I picked up Garry Wills’s What Paul Meant at Costco while I was waiting for my glasses to be repaired, and I soon returned to buy the book.
Wills reminds us that Thomas Jefferson regarded Paul as the “first corrupter of the doctrines of Jesus” (page 1). But Jefferson was wrong. Wills writes,
But scholarly enquiry has destroyed the idea that the Gospels have a simple biographical basis. They are sophisticated theological constructs, none written by their putative authors, all drawing on second- or third- or fourth-hand accounts — and all written from a quarter of a century to half a century after Paul’s letters. If we want to see what the original Jesus communities looked like, the first and best witness to this is Paul… (pages 9-10)

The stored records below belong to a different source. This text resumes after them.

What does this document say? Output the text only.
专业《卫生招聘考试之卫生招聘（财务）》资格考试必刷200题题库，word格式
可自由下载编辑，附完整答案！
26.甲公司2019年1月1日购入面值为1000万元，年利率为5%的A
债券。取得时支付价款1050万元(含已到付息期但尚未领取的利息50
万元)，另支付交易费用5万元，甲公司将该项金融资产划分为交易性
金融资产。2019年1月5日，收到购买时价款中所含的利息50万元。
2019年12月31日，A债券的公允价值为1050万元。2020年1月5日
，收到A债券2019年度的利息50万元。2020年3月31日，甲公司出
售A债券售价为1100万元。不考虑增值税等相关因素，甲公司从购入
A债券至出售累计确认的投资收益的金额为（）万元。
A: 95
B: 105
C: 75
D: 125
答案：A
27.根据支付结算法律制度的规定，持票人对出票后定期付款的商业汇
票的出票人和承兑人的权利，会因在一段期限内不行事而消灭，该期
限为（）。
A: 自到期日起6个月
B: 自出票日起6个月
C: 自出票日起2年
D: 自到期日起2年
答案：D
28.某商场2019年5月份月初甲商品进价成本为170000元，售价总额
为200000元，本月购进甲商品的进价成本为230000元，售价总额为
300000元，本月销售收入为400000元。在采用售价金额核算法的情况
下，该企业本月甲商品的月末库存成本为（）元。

Wills also calls into question the account of Paul offered in Acts. That book claims that Paul participated in the murder of one Christian, threatened others, and dragged believers “back in chains to Jerusalem.” That is highly unlikely, writes Wills (pages 34-5). Paul could not have had the authority to do such things, Wills writes, nor would the local authorities have let him get away with it.
Wills account makes for interesting history. But there is something odd going on here. Wills writes sincerely of Paul’s encounter with the risen Jesus; clearly Wills’s intent is to show how Christianity properly rests on Pauline doctrine. Yet at the same time, to defend Paul, Wills refutes the historical accuracy of other sections of the Bible. So the riddle is how the Bible is for Christians both inspired by God and filled with human errors and misunderstandings. But that is a riddle that will take me some time to fully answer (from a critical perspective). In the meantime, I may quote a few more interesting passages from Wills’s book as I finish reading it.